Curiously, Barnum wrote that the muscles were a little soft, but other descriptions of the period suggest the guano bodies seemed petrified, likening them in appearance to stone. Whether Barnum saw the remains of Delano or some other unfortunate person who died on Ichaboe Island, is unknown. We may yet find out in letters ahead. Delano’s body went to the British Museum and then toured the UK, so if we learn that Barnum did purchase the remains he had been offered, they probably were not Christopher Delano’s.
Now about the lion. Long before Barnum’s well-known circus enterprises, he was involved in traveling menageries. As you may recall from the blog, A Jolly Lot of Brother Showmen (January 15, 2021), his network included a number of the circus and menagerie “pioneers” of his day and he had had opportunities to socialize with them while in London. In the March 1st letter to Hitchcock, Barnum inquired about the status of various investments, ending with the amusing comment that, “Bell ought to sell his half of that Lion at the same price I paid Titus for the other half.” This conjures up the humorous notion that one half of a lion could become more (or less) valuable than the other half.

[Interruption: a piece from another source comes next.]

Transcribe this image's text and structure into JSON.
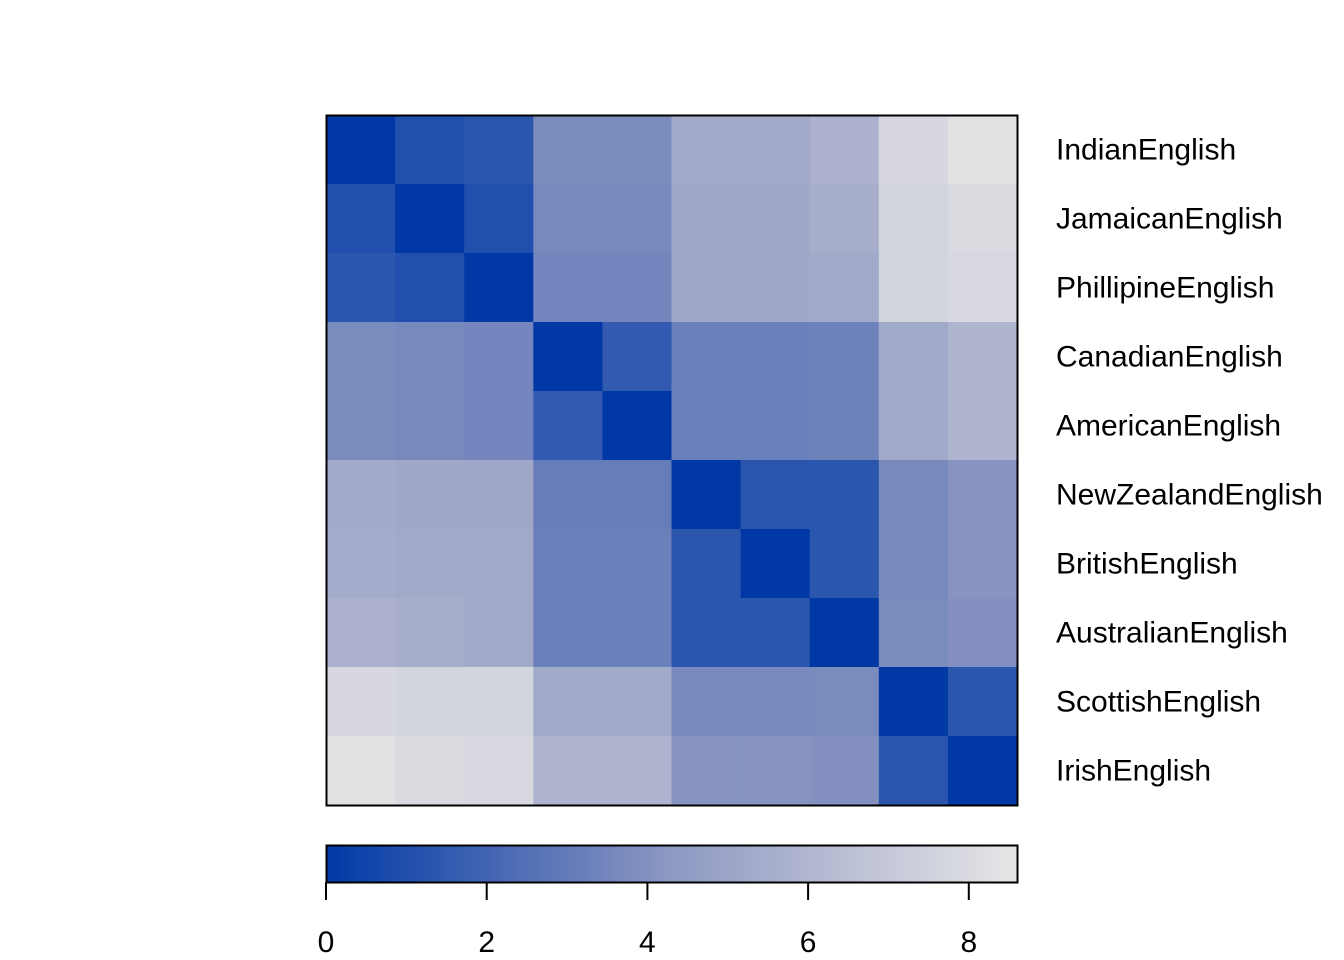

Lewis Titus was among the first circus men to show under a tent, in upstate New York, not far from Barnum’s hometown. Titus and three other men had formed a company to acquire exotic wild animals, both for their own shows and to sell to others. Barnum’s question to Hitchcock suggests he had loaned Titus money to purchase a lion, but the transaction might only have been recorded as a scribbled note, little better than a gentlemen’s handshake. He asked, “Has Titus paid that note? If not you had better let him give in exchange another note properly drawn—for if I recollect right that was not properly drawn.” Barnum had learned some hard lessons on that score, and would continue to do so in the years ahead. But just as this letter abundantly reveals, he always had his “eyes on the prize.”